Normally a pitcher who hits, he got injured last year and couldn’t pitch this season. He figured “hey, gap year, gonna find myself,” and tried to figure out how to be the best hitter possible. Then he tried to figure out how to be the best baserunner possible. He is 6’4” and 210lb, which is the sort of build that you would expect out of a lumberjack-grade slugger who mashes dingers to the moon and trots, very slowly, around the bases.
In short, you’re either a good baserunner or you’re a good slugger, rarely both. Shohei Ohtani became both. Of course he became both. Why not? Enjoy your gap year, find god and so forth.
Statistics are needed now. In baseball history, there had been 5 players to hit 40 home runs & steal 40 bases in a season. Ohtani became the sixth, and then he became the first to hit 50 home runs and steal 50 bases. He also did that during one of the most dominant single-game performances of all time. Watch the aforelinked in full. The call of the 50/50 shot is one thing, but watching the commentator’s brain snap when Ohtani hits his 51st home run is the real slug. Just pure. We can all relate, no?
We seldom witness athletes justify the hype. Injuries happen. In the vacuum, heroes come out of nowhere. Like Freddie Freeman, who soldiered through two injuries to hit the defining play of the whole 2024 season. That home run mirrors one of the most famous home runs – and announcer calls – of all time: game 1 of the World Series at home, 2 outs, walked off, etc. Pure little league stuff, the sort of thing millions of children dream about. The kind of hit that gets you on late-night talk shows, you know?
Oh, don’t worry: they didn’t just win game 1. The Dodgers, along with Shohei Ohtani, won the rest of the World Series. After all, you can’t hit a grand slam like that and not do enough psychic damage to comprehensively win the whole thing. Imagine being on the losing side of that game, knowing the history, the lore, knowing you blew the lead twice.
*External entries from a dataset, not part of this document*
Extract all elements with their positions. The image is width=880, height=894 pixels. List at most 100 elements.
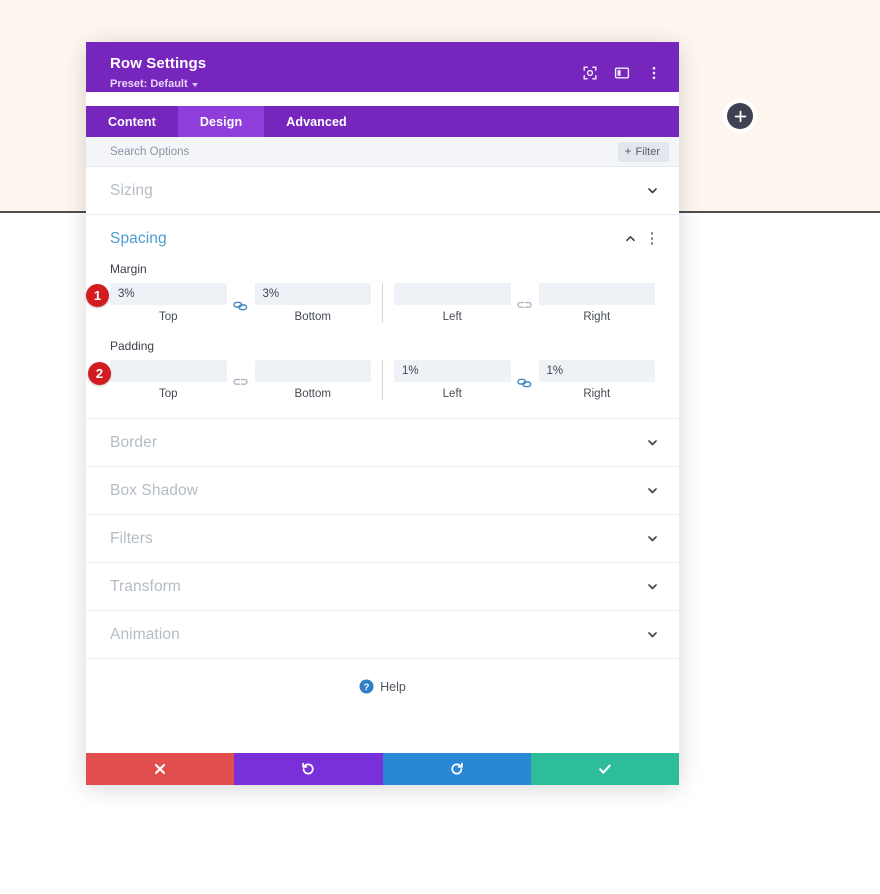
- section-options-icon[interactable]: [645, 231, 659, 247]
- redo-button[interactable]: [382, 753, 531, 785]
- section-box-shadow-header[interactable]: Box Shadow: [86, 467, 679, 514]
- section-transform: Transform: [86, 563, 679, 611]
- section-sizing-header[interactable]: Sizing: [86, 167, 679, 214]
- margin-field-group: Top Bottom: [110, 283, 655, 323]
- search-input[interactable]: [110, 145, 618, 158]
- section-transform-header[interactable]: Transform: [86, 563, 679, 610]
- search-row: + Filter: [86, 137, 679, 167]
- padding-left-caption: Left: [442, 388, 462, 400]
- section-border: Border: [86, 419, 679, 467]
- margin-right-caption: Right: [583, 311, 611, 323]
- preset-selector[interactable]: Preset: Default: [110, 77, 198, 91]
- annotation-badge-2: 2: [88, 362, 111, 385]
- padding-field-group: Top Bottom 1% Left 1% Right: [110, 360, 655, 400]
- section-animation-header[interactable]: Animation: [86, 611, 679, 658]
- margin-left-cell: Left: [394, 283, 511, 323]
- filter-button-label: Filter: [635, 145, 660, 158]
- section-title: Filters: [110, 529, 153, 547]
- focus-target-icon[interactable]: [581, 64, 598, 81]
- section-border-header[interactable]: Border: [86, 419, 679, 466]
- section-title: Animation: [110, 625, 180, 643]
- padding-right-caption: Right: [583, 388, 611, 400]
- undo-button[interactable]: [234, 753, 383, 785]
- margin-top-bottom-pair: Top Bottom: [110, 283, 371, 323]
- svg-text:?: ?: [364, 682, 370, 693]
- undo-icon: [302, 762, 314, 775]
- section-title: Transform: [110, 577, 181, 595]
- margin-top-caption: Top: [158, 311, 178, 323]
- margin-bottom-caption: Bottom: [294, 311, 331, 323]
- padding-top-bottom-pair: Top Bottom: [110, 360, 371, 400]
- filter-button[interactable]: + Filter: [617, 141, 669, 162]
- section-title: Border: [110, 433, 158, 451]
- chevron-down-icon[interactable]: [646, 484, 659, 497]
- section-box-shadow: Box Shadow: [86, 467, 679, 515]
- plus-icon: [734, 110, 746, 122]
- plus-icon: +: [624, 144, 632, 158]
- section-sizing: Sizing: [86, 167, 679, 215]
- margin-bottom-input[interactable]: [254, 283, 371, 305]
- margin-bottom-cell: Bottom: [254, 283, 371, 323]
- padding-bottom-caption: Bottom: [294, 388, 331, 400]
- question-circle-icon: ?: [359, 679, 374, 694]
- section-title: Sizing: [110, 181, 153, 199]
- padding-top-bottom-link-icon[interactable]: [227, 372, 255, 389]
- margin-label: Margin: [110, 262, 147, 276]
- padding-left-right-link-icon[interactable]: [511, 372, 539, 389]
- annotation-badge-1: 1: [86, 284, 109, 307]
- chevron-up-icon[interactable]: [624, 232, 637, 245]
- section-title: Spacing: [110, 229, 167, 247]
- close-icon: [155, 763, 166, 775]
- padding-left-right-pair: Left Right: [394, 360, 655, 400]
- padding-bottom-cell: Bottom: [254, 360, 371, 400]
- cancel-button[interactable]: [86, 753, 235, 785]
- layout-columns-icon[interactable]: [613, 64, 630, 81]
- padding-left-cell: Left: [394, 360, 511, 400]
- add-row-button[interactable]: [727, 103, 753, 129]
- save-button[interactable]: [530, 753, 679, 785]
- checkmark-icon: [599, 764, 611, 774]
- section-title: Box Shadow: [110, 481, 199, 499]
- padding-top-input[interactable]: [110, 360, 227, 382]
- modal-header: Row Settings Preset: Default: [86, 42, 679, 92]
- modal-tab-bar: Content Design Advanced: [86, 106, 679, 137]
- padding-group-separator: [382, 360, 383, 400]
- more-options-icon[interactable]: [645, 64, 662, 81]
- chevron-down-icon[interactable]: [646, 628, 659, 641]
- redo-icon: [451, 762, 463, 775]
- section-filters-header[interactable]: Filters: [86, 515, 679, 562]
- section-spacing-body: Margin Top Bottom: [86, 262, 679, 418]
- margin-group-separator: [382, 283, 383, 323]
- padding-bottom-input[interactable]: [254, 360, 371, 382]
- margin-left-right-pair: Left Right: [394, 283, 655, 323]
- modal-footer: [86, 753, 679, 785]
- section-spacing-header[interactable]: Spacing: [86, 215, 679, 262]
- chevron-down-icon[interactable]: [646, 184, 659, 197]
- chevron-down-icon: [191, 82, 198, 87]
- margin-left-right-link-icon[interactable]: [511, 295, 539, 312]
- chevron-down-icon[interactable]: [646, 580, 659, 593]
- padding-left-input[interactable]: [394, 360, 511, 382]
- tab-content[interactable]: Content: [86, 106, 178, 137]
- margin-right-input[interactable]: [538, 283, 655, 305]
- section-filters: Filters: [86, 515, 679, 563]
- section-animation: Animation: [86, 611, 679, 659]
- padding-label: Padding: [110, 339, 155, 353]
- tab-design[interactable]: Design: [177, 106, 265, 137]
- padding-right-cell: Right: [538, 360, 655, 400]
- help-link[interactable]: ? Help: [359, 679, 406, 694]
- margin-top-cell: Top: [110, 283, 227, 323]
- padding-right-input[interactable]: [538, 360, 655, 382]
- section-spacing: Spacing Margin Top: [86, 215, 679, 419]
- tab-advanced[interactable]: Advanced: [264, 106, 369, 137]
- page-title: Row Settings: [110, 55, 207, 72]
- margin-left-caption: Left: [442, 311, 462, 323]
- chevron-down-icon[interactable]: [646, 532, 659, 545]
- chevron-down-icon[interactable]: [646, 436, 659, 449]
- margin-left-input[interactable]: [394, 283, 511, 305]
- preset-label: Preset: Default: [110, 78, 188, 90]
- margin-right-cell: Right: [538, 283, 655, 323]
- help-label: Help: [380, 679, 406, 694]
- margin-top-bottom-link-icon[interactable]: [227, 295, 255, 312]
- margin-top-input[interactable]: [110, 283, 227, 305]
People don’t recover from that fast enough to take 4 more, you know?
Normally, baseball concludes in messier, less interesting fashion. 7 games. Blowouts. Gosh, one season the Rangers might even win. But here, we had the lore, the sheer economic impact of the guy, a whole country watching him at 9am, and it all paid off in the end.
What a season. What a conclusion to it all. And he has 9 years left.